Download or read book Jews in Christian America written by Naomi Wiener Cohen and published by Oxford University Press, USA. This book was released on 1992 with total page 315 pages. Available in PDF, EPUB and Kindle. Book excerpt: A driving force in the history of American Jews has been the pursuit of religious equality under law. Jews reasoned that state and federal legislation or public practices which sanctioned religious, specifically Christian, usages blocked their path to full integration within society. Always a small minority and ever fearful of the outspoken proponents of the Christian state, nineteenth-century Jews became ardent defenders of church-state separation. In the twentieth century, Jewish defense organizations took a prominent role in landmark court cases on religion in the schools, Sunday laws, and public displays of Christian symbols. Over the last two centuries, Jews shifted from support of a neutral-to-all-religions government to a divorced-from-religion government, and from defense of their own interests to the defense of other religious minorities. Jews in Christian America traces in historical context the response of American Jews to the issues presented by a Christian-flavored public religion. Discussing the contributions of each major wave of Jewish immigrants to the reinforcement of a separationist stand, Cohen shows how Jewish communal priorities, pressures from the larger society, and Jewish-Christian relationships fashioned that response. She also makes clear that the Jewish community was never totally united on the goals and tactics of a separationist posture; despite the continued predominance of the strict separationists, others argued the adverse effects of that position on communal well-being and on the very survival of Judaism.
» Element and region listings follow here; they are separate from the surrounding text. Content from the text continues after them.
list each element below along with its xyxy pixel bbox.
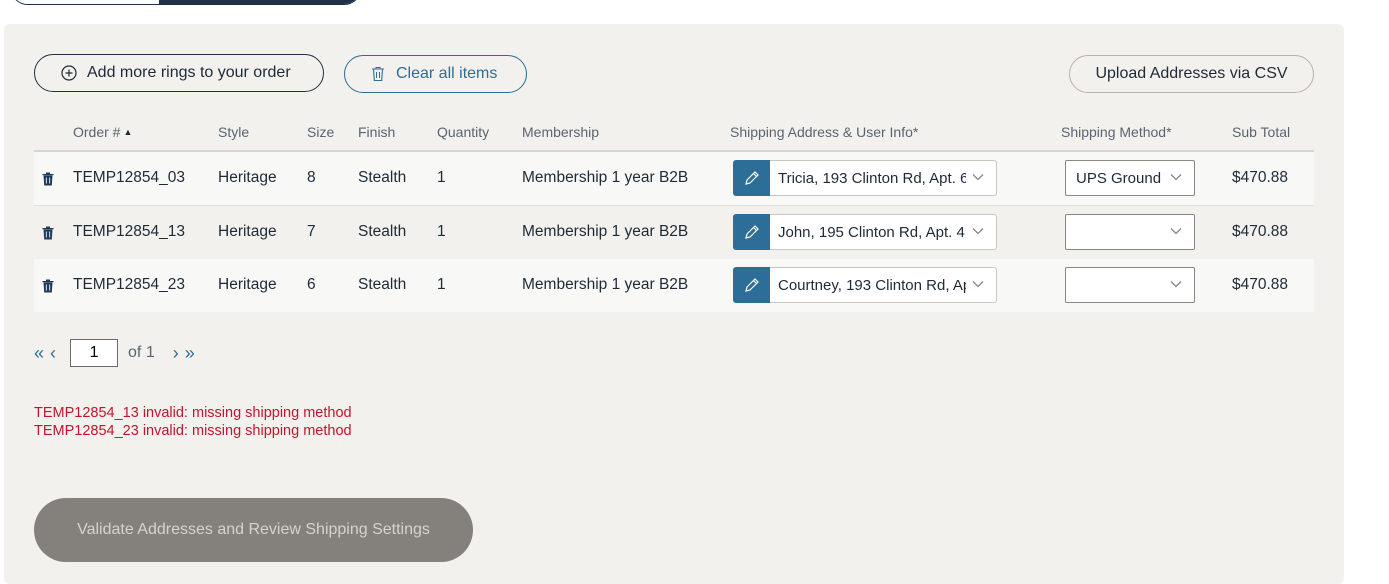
- shipping-address-field: John, 195 Clinton Rd, Apt. 4: [733, 214, 997, 250]
- shipping-method-select[interactable]: [1065, 267, 1195, 303]
- delete-row-icon[interactable]: [42, 279, 54, 293]
- address-select[interactable]: Courtney, 193 Clinton Rd, Apt.: [770, 267, 997, 303]
- style-cell: Heritage: [218, 276, 277, 293]
- address-select[interactable]: John, 195 Clinton Rd, Apt. 4: [770, 214, 997, 250]
- shipping-method-select[interactable]: UPS Ground: [1065, 160, 1195, 196]
- finish-cell: Stealth: [358, 223, 407, 240]
- table-row: TEMP12854_03 Heritage 8 Stealth 1 Member…: [34, 152, 1314, 205]
- header-subtotal: Sub Total: [1232, 124, 1291, 140]
- header-order[interactable]: Order # ▲: [73, 124, 132, 140]
- first-page-icon[interactable]: «: [34, 343, 44, 364]
- prev-page-icon[interactable]: ‹: [50, 343, 56, 364]
- table-row: TEMP12854_23 Heritage 6 Stealth 1 Member…: [34, 259, 1314, 312]
- header-style: Style: [218, 124, 250, 140]
- membership-cell: Membership 1 year B2B: [522, 169, 689, 186]
- pencil-icon: [744, 278, 759, 292]
- style-cell: Heritage: [218, 169, 277, 186]
- subtotal-cell: $470.88: [1232, 169, 1289, 186]
- error-message: TEMP12854_23 invalid: missing shipping m…: [34, 423, 352, 439]
- order-number: TEMP12854_13: [73, 223, 186, 240]
- page-number-input[interactable]: [70, 339, 119, 367]
- finish-cell: Stealth: [358, 169, 407, 186]
- chevron-down-icon: [1170, 281, 1182, 288]
- header-shipping-address: Shipping Address & User Info*: [730, 124, 919, 140]
- subtotal-cell: $470.88: [1232, 223, 1289, 240]
- table-header: Order # ▲ Style Size Finish Quantity Memb…: [34, 124, 1314, 152]
- address-select[interactable]: Tricia, 193 Clinton Rd, Apt. 6: [770, 160, 997, 196]
- add-rings-label: Add more rings to your order: [87, 64, 291, 81]
- validation-errors: TEMP12854_13 invalid: missing shipping m…: [34, 404, 352, 440]
- shipping-method-value: UPS Ground: [1076, 170, 1162, 187]
- clear-all-label: Clear all items: [396, 65, 498, 82]
- size-cell: 7: [307, 223, 316, 240]
- edit-address-button[interactable]: [733, 214, 770, 250]
- chevron-down-icon: [972, 228, 984, 235]
- trash-icon: [372, 66, 384, 82]
- upload-csv-button[interactable]: Upload Addresses via CSV: [1069, 55, 1314, 93]
- shipping-address-field: Courtney, 193 Clinton Rd, Apt.: [733, 267, 997, 303]
- size-cell: 6: [307, 276, 316, 293]
- view-toggle-option-2[interactable]: [160, 0, 361, 4]
- address-value: Courtney, 193 Clinton Rd, Apt.: [778, 277, 966, 294]
- pagination: « ‹ of 1 › »: [34, 338, 195, 368]
- header-quantity: Quantity: [437, 124, 490, 140]
- address-value: John, 195 Clinton Rd, Apt. 4: [778, 224, 965, 241]
- header-finish: Finish: [358, 124, 396, 140]
- header-size: Size: [307, 124, 335, 140]
- last-page-icon[interactable]: »: [185, 343, 195, 364]
- shipping-address-field: Tricia, 193 Clinton Rd, Apt. 6: [733, 160, 997, 196]
- edit-address-button[interactable]: [733, 267, 770, 303]
- order-number: TEMP12854_23: [73, 276, 186, 293]
- shipping-method-select[interactable]: [1065, 214, 1195, 250]
- header-shipping-method: Shipping Method*: [1061, 124, 1172, 140]
- plus-circle-icon: [61, 65, 77, 81]
- size-cell: 8: [307, 169, 316, 186]
- chevron-down-icon: [1170, 174, 1182, 181]
- sort-asc-icon: ▲: [123, 127, 133, 137]
- address-value: Tricia, 193 Clinton Rd, Apt. 6: [778, 170, 966, 187]
- chevron-down-icon: [972, 174, 984, 181]
- quantity-cell: 1: [437, 169, 446, 186]
- membership-cell: Membership 1 year B2B: [522, 223, 689, 240]
- clear-all-button[interactable]: Clear all items: [344, 55, 527, 93]
- view-toggle[interactable]: [10, 0, 362, 5]
- finish-cell: Stealth: [358, 276, 407, 293]
- view-toggle-option-1[interactable]: [11, 0, 160, 4]
- pencil-icon: [744, 171, 759, 185]
- delete-row-icon[interactable]: [42, 172, 54, 186]
- page-total: of 1: [128, 344, 155, 361]
- next-page-icon[interactable]: ›: [173, 343, 179, 364]
- add-rings-button[interactable]: Add more rings to your order: [34, 54, 324, 92]
- chevron-down-icon: [1170, 228, 1182, 235]
- error-message: TEMP12854_13 invalid: missing shipping m…: [34, 405, 352, 421]
- delete-row-icon[interactable]: [42, 226, 54, 240]
- chevron-down-icon: [972, 281, 984, 288]
- order-panel: Add more rings to your order Clear all i…: [4, 24, 1344, 584]
- validate-addresses-button[interactable]: Validate Addresses and Review Shipping S…: [34, 498, 473, 562]
- upload-csv-label: Upload Addresses via CSV: [1095, 65, 1288, 82]
- quantity-cell: 1: [437, 276, 446, 293]
- edit-address-button[interactable]: [733, 160, 770, 196]
- table-row: TEMP12854_13 Heritage 7 Stealth 1 Member…: [34, 205, 1314, 260]
- order-number: TEMP12854_03: [73, 169, 186, 186]
- pencil-icon: [744, 225, 759, 239]
- membership-cell: Membership 1 year B2B: [522, 276, 689, 293]
- subtotal-cell: $470.88: [1232, 276, 1289, 293]
- quantity-cell: 1: [437, 223, 446, 240]
- style-cell: Heritage: [218, 223, 277, 240]
- header-membership: Membership: [522, 124, 600, 140]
Book The Jews of Georgian England  1714 1830

Download or read book The Jews of Georgian England 1714 1830 written by Todd M. Endelman and published by University of Michigan Press. This book was released on 2009-11-12 with total page 417 pages. Available in PDF, EPUB and Kindle. Book excerpt: The movement from tradition to modernity engulfed all of the Jewish communities in the West, but hitherto historians have concentrated on the intellectual revolution in Germany by Moses Mendelssohn in the second half of the eighteenth century as the decisive event in the origins of Jewish modernity. In The Jews of Georgian England, Todd M. Endelman challenges the Germanocentric orientation of the bulk of modern Jewish historiography and argues that the modernization of European Jewry encompassed far more than an intellectual revolution. His study recounts the rise of the Anglo-Jewish elite--great commercial and financial magnates such as the Goldsmids, the Franks, Samson Gideon, and Joseph Salvador--who rapidly adopted the gentlemanly style of life of the landed class and adjusted their religious practices to harmonize with the standards of upper-class Englishmen. Similarly, the Jewish poor--peddlers, hawkers, and old-clothes men--took easily to many patterns of lower-class life, including crime, street violence, sexual promiscuity, and coarse entertainment. An impressive marshaling of fact and analysis, The Jews of Georgian England serves to illuminate a significant aspect of the Jewish passage to modernity. "Contributes to English as well as Jewish history. . . . Every reader will learn something new about the statistics, setting or mores of Jewish life in the eighteenth century. . . ." --American Historical Review Todd M. Endelman is William Haber Professor of Modern Jewish History, University of Michigan. He is also the author of Comparing Jewish Societies, Jewish Apostasy in the Modern World, and Radical Assimilation in English Jewish History, 1656-1945.